According to the National Institute of Mental Health (NIMH), “trauma” is often thought of as physical injuries. Psychological trauma is an emotionally painful, shocking, stressful and sometimes life-threatening experience. It may or may not involve physical injuries, and can result from witnessing distressing events. Examples include a natural disaster, industrial accidents and terrorism. Disasters such as hurricanes, earthquakes and floods can claim lives, destroy homes or whole communities and cause serious physical and psychological injuries. Psychological trauma can also be caused by acts of violence.
Reactions (responses) to trauma can be immediate or delayed. Reactions to trauma differ in severity and cover a wide range of behaviors and responses. People with existing mental health problems, past traumatic experiences, and/or limited family and social supports may be more reactive (less resilient) to psychological trauma.

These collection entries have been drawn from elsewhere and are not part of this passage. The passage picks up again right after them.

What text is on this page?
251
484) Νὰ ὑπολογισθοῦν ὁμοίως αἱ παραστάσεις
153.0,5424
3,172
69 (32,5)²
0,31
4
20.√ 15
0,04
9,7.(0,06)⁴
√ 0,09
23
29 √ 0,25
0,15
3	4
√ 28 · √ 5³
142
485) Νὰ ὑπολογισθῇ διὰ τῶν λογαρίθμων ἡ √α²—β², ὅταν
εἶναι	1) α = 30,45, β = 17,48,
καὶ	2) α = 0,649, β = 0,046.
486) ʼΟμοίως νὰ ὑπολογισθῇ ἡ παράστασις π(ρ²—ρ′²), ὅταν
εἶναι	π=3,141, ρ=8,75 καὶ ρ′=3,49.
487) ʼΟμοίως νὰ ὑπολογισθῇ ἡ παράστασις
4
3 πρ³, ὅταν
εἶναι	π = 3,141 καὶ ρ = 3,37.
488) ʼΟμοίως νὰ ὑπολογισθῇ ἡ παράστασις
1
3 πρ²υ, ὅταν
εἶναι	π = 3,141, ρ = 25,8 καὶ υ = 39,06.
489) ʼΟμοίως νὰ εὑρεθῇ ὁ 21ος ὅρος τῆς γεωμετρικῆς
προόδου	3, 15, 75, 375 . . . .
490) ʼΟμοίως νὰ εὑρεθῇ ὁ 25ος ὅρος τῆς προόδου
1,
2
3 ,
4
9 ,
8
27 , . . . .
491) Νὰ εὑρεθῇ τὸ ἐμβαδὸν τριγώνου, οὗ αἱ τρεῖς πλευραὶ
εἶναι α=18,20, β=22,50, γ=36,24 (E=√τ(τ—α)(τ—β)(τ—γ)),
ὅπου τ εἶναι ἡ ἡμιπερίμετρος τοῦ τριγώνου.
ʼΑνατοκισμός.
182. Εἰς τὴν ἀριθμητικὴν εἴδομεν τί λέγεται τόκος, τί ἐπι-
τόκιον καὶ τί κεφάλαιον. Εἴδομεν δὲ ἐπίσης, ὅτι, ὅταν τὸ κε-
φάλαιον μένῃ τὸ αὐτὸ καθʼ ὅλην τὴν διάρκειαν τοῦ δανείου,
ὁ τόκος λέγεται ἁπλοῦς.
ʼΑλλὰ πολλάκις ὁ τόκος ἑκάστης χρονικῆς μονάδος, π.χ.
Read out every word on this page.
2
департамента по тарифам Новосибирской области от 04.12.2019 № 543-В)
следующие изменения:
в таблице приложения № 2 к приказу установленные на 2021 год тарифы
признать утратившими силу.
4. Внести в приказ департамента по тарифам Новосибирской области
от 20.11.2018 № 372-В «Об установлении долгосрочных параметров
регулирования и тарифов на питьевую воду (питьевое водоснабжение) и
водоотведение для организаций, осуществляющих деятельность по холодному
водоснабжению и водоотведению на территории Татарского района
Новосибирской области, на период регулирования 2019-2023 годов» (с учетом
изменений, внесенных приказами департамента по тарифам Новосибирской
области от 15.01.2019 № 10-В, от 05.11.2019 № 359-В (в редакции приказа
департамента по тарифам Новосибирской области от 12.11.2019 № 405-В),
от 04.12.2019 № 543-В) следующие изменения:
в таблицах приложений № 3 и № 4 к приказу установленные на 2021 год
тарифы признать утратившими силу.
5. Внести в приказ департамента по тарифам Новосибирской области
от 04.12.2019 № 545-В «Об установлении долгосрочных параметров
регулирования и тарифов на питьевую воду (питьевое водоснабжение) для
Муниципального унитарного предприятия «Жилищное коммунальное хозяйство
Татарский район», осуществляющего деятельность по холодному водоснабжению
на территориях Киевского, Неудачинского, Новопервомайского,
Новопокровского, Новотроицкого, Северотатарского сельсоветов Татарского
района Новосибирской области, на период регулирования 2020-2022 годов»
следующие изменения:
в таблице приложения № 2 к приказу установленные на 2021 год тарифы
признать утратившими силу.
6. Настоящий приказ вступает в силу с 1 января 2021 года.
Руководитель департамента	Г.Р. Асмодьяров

Post-Traumatic Stress Disorder (PTSD) is a real and serious illness. PTSD can occur after living through or seeing a dangerous event, such as a war, a hurricane, tornado, violent crime, serious or fatal injuries or a bad accident. PTSD makes one continue to experience stress and fear even after the danger is over and the event is in the past. It can affect one’s life and work performance, as well as cognitive and emotional functioning.
Health care providers have long assumed that the link between these experiences and the symptoms of PTSD is a cognitive, emotional and psychological one. However, a recent study published in The Lancet Neurology has expanded our knowledge of brain tissue damage linked to psychological trauma manifestations. The study linked observed brain tissue damage to blast injuries, further connecting PTSD to physical changes in the brain and not solely a psychological response to exposure to battle.
According to the report: the “blast wave” phenomena identifies that an explosion is composed of a pulse of compressed air moving in all directions faster than the speed of sound and arriving even before the wind from the blast. Apparently this wave affects brain tissue as it moves through a helmet and the skull. The blast wave also affects blood vessels by compressing the sternum and sending shock waves throug h the body’s blood vessels into the brain. Researchers found scarring in specific locations in the cerebral cortex associated with emotional and cognitive functioning. Those studied all had symptoms of PTSD, suggesting that a physical injury to the brain led to or exacerbated their psychological problems.
This study may offer explanations for the observed cognitive and emotional PTSD related problems. Most significantly, it offers preliminary support for the existence of a link between PTSD and structural changes to the brain caused by blast shock exposure.
Rethinking Prevention and Recovery Measures
Better understanding of the mechanisms of how such injuries occur and/or furthering our understanding of PTSD – including its symptoms and treatment options – could expand the nature and extension of treatment interventions in the coming years. We need to pay attention to these new findings as we work to mitigate such psychological trauma and assist our workers and others who are coping with and recovering from such psychological trauma.